Update: Between when this story was written and when it was published, we heard back from Intel on our results. We are publishing our results as-is, but Intel believes that the lack of scaling with GT3e stems in part from a lack of optimizations for lower performnace GPUs in our build of Star Swarm, which is from an October branch of Oxide’s code base. Intel tells us that newer builds do show much better overall performance and more consistent gains for the GT3e, all the while the Oxide engine itself is in flux with its continued development. In any case this reiterates the fact that we’re still looking at early code here from all parties and performance is subject to change, especially on a test as directed/non-standard as Star Swarm.

So how much does Intel actually benefit from DirectX 12 under Star Swarm? As one would reasonably expect, with their desktop processors configured for very high CPU performance and much more limited GPU performance, Intel is the least CPU bottlenecked in the first place. That said, if we take a look at the mid quality results in particular, what we find is that Intel still benefits from DX12. The 4770R is especially important here, as it’s a relatively weaker GPU (base frequency 3.2GHz) coupled with a more powerful GPU. It starts out trailing the other Core processors in DX11, only to reach parity with them under DX12 when the bottleneck shifts from the CPU to the GPU front-end. The performance gain is only 25% – and at framerates in the single digits – but conceptually it shows that even Intel can benefit from DX12. Meanwhile the other Intel processors see much smaller, but none the less consistent gains, indicating that there’s at least a trivial benefit from DX12.

Star Swarm CPU Batch Submission Time - Mid - iGPU

Taking a look under the hood at our batch submission times, we can much more clearly see the CPU usage benefits of DX12. The Intel CPUs actually start at a notable deficit here under DX11, with batch submission times worse than the AMD APUs and their relatively weaker CPUs, and 4770R in particular taking nearly 200ms to submit a batch. Enabling DX12 in turn causes the same dramatic reduction in batch submission times we’ve seen elsewhere, with Intel’s batch submission times dropping to below 20ms. Somewhat surprisingly Intel’s times are still worse than AMD’s, though at this point we’re so badly GPU limited on all platforms that it’s largely academic. None the less it shows that Intel may have room for future improvements.
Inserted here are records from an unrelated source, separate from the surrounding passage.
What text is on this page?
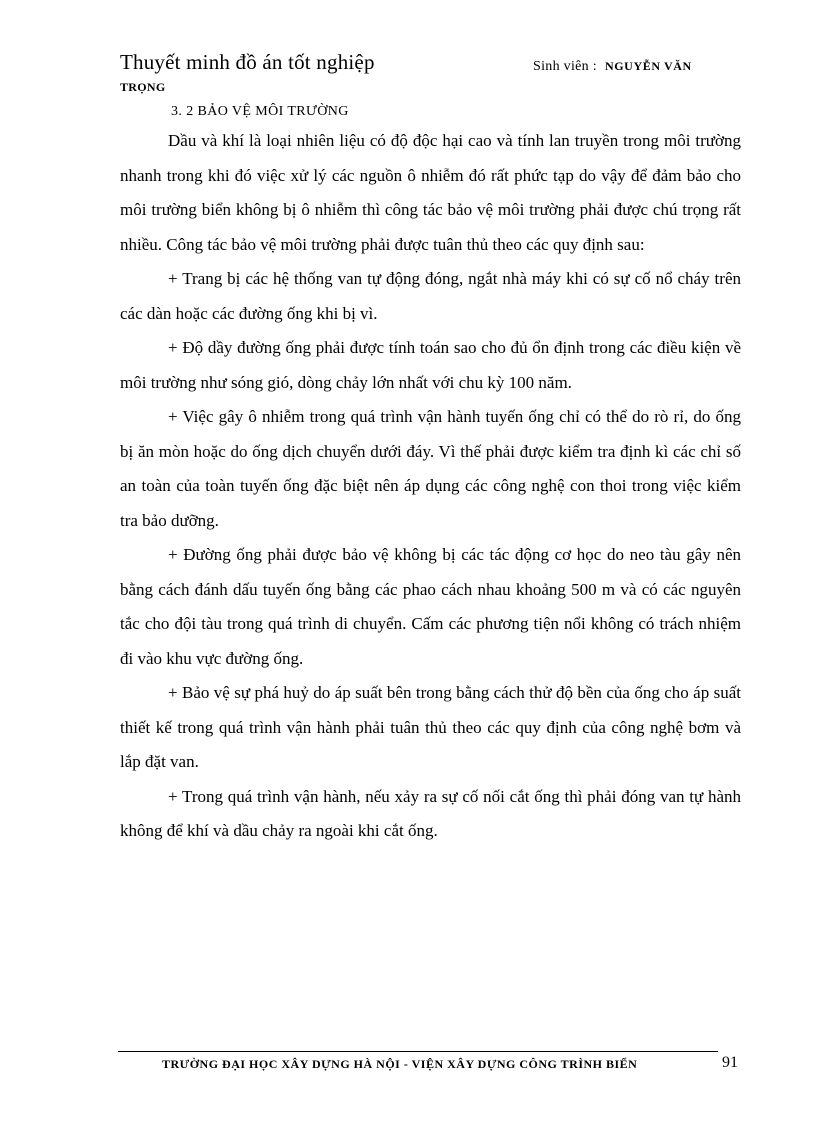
Thuyết minh đồ án tốt nghiệp	Sinh viên : NGUYỄN VĂN
TRỌNG
3. 2 BẢO VỆ MÔI TRƯỜNG

Dầu và khí là loại nhiên liệu có độ độc hại cao và tính lan truyền trong môi trường nhanh trong khi đó việc xử lý các nguồn ô nhiễm đó rất phức tạp do vậy để đảm bảo cho môi trường biển không bị ô nhiễm thì công tác bảo vệ môi trường phải được chú trọng rất nhiều. Công tác bảo vệ môi trường phải được tuân thủ theo các quy định sau:

+ Trang bị các hệ thống van tự động đóng, ngắt nhà máy khi có sự cố nổ cháy trên các dàn hoặc các đường ống khi bị vì.

+ Độ dầy đường ống phải được tính toán sao cho đủ ổn định trong các điều kiện về môi trường như sóng gió, dòng chảy lớn nhất với chu kỳ 100 năm.

+ Việc gây ô nhiễm trong quá trình vận hành tuyến ống chỉ có thể do rò rỉ, do ống bị ăn mòn hoặc do ống dịch chuyển dưới đáy. Vì thế phải được kiểm tra định kì các chỉ số an toàn của toàn tuyến ống đặc biệt nên áp dụng các công nghệ con thoi trong việc kiểm tra bảo dưỡng.

+ Đường ống phải được bảo vệ không bị các tác động cơ học do neo tàu gây nên bằng cách đánh dấu tuyến ống bằng các phao cách nhau khoảng 500 m và có các nguyên tắc cho đội tàu trong quá trình di chuyển. Cấm các phương tiện nổi không có trách nhiệm đi vào khu vực đường ống.

+ Bảo vệ sự phá huỷ do áp suất bên trong bằng cách thử độ bền của ống cho áp suất thiết kế trong quá trình vận hành phải tuân thủ theo các quy định của công nghệ bơm và lắp đặt van.

+ Trong quá trình vận hành, nếu xảy ra sự cố nối cắt ống thì phải đóng van tự hành không để khí và dầu chảy ra ngoài khi cắt ống.

TRƯỜNG ĐẠI HỌC XÂY DỰNG HÀ NỘI - VIỆN XÂY DỰNG CÔNG TRÌNH BIỂN	91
Star Swarm CPU Scaling - Mid Quality - iGPUStar Swarm CPU Scaling - Low Quality - iGPU

With this data in hand, we can finally make better sense of the results we’re seeing today. Just as with AMD and NVIDIA, using DirectX 12 has a noticeable and dramatic reduction in batch submission times for Intel’s iGPUs. However in the case of Star Swarm the batch counts are so high that it appears GT2 and GT3e are bottlenecked by their GPU front-ends, and as a result the gains from enabling DX12 at very limited. In fact at this point we’re probably at the limits of Star Swarm’s usefulness, since it’s meant more for discrete GPUs.

The end result though is that one way or another Intel ends up shifting from being CPU limited to GPU limited under DX12. And with a weaker GPU than similar AMD parts, performance tops out much sooner. That said, it’s worth pointing out that we are looking at desktop parts here, where Intel goes heavy on the CPU and light on the GPU; in mobile parts where Intel’s CPU and GPU configurations are less lopsided, it’s likely that Intel would benefit more than they do on the desktop, though again probably not as much as AMD has.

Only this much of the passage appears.